To celebrate World Water Day 2022, we are highlighting some of our research on river abuse:
Slow Violence and River Abuse: The Hidden Effect of Land Use on Water Quality
Associated staff, researchers and companies:
- Professor Darren Reynolds, Dr Gillian Clayton, Niamh Fahy, Dr Sarah Bodman, Dr Mark Steer
- Simon Clarke and Shelly Easton, Somerset Wildlife Trust
In England, no river achieves good chemical status, only 14% achieve good ecological status and none achieve both good chemical and ecological status according to the European Water Framework Directive. The deteriorating quality of our river systems is a result of pollution runoff events from storm water discharge, sewage discharge and land mismanagement. Pollution from sewage discharge and land misuse (e.g. agricultural chemical runoff) can result in diminishing water quality through increased nutrient availability in rivers. The increased availability of nutrients in rivers can lead to algal blooms and eutrophication events. Eutrophication events negatively impact the quality of freshwater systems as light penetration becomes limited as sheets of algae cover surfaces. This then leads to reduced oxygen availability, which greatly impacts the microbial and aquatic life beneath the surface. The addition of excess nutrients or contaminants into our river systems can be describes as “slow violence”. Slow violence in the environment is the mid- to long-term damage or mismanagement that results in adverse effects may not always obvious: out of sight, out of mind.
An ongoing collaborative project between the Centre for Research in Biosciences, the Centre for Fine Print Research and Somerset Wildlife Trust is seeking to address slow violence in the form of how land-use can affect freshwater quality. This project intends to identify the effect of key nutrients and contaminants that are associated with excessive algal growth. This data will be integrated and interpreted in the form of traditional printmaking and experimental photographic processes. The printed outputs will investigate and respond to the relationship between land use and aquatic health. Produced artwork will be exhibited to allow for engagement with audiences and seeks to start conversations around the issue of declining water quality of our rivers and the effect of slow violence.
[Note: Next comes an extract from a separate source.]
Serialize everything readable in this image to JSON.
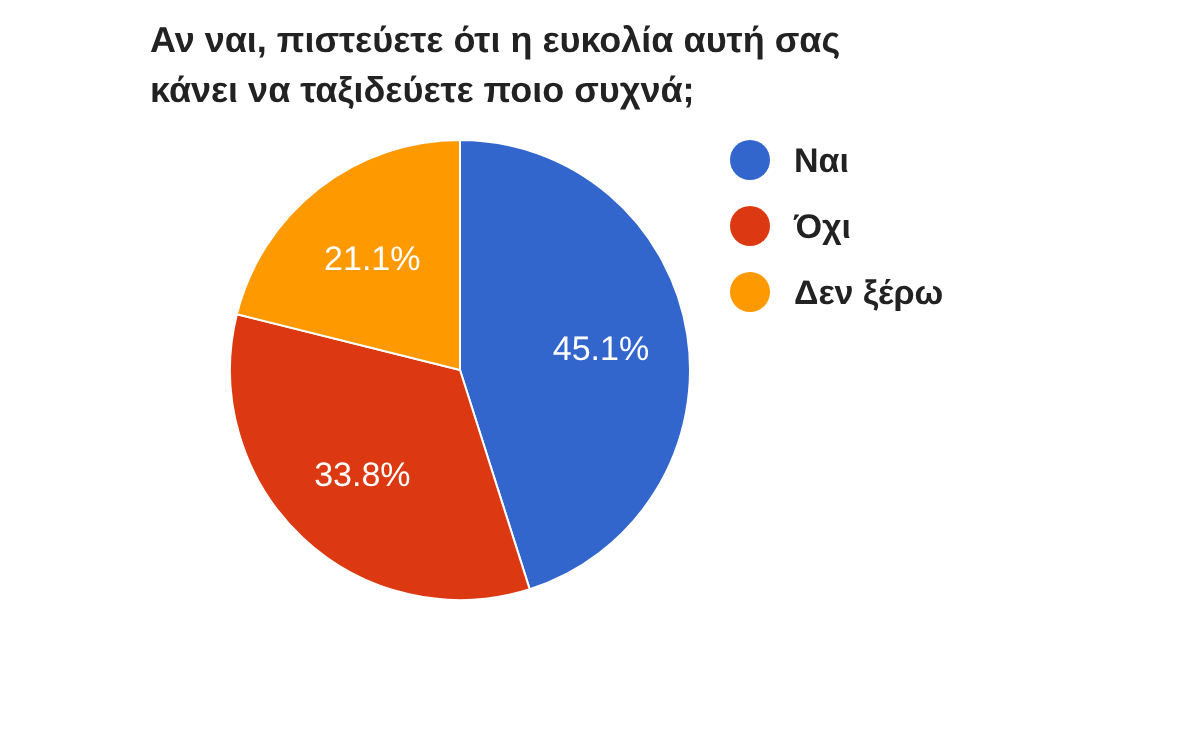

This multidisciplinary project is an example of interdisciplinary collaborations that are being created and nurtured as part of a new UWE Bristol-wide Healthy Waters Initiative Research Cluster. The Healthy Waters Initiative seeks to restore and enhance the health of freshwaters for people, businesses, and nature. This will be addressed through developing projects that cut across three interdisciplinary core themes: science, design and technology, and society.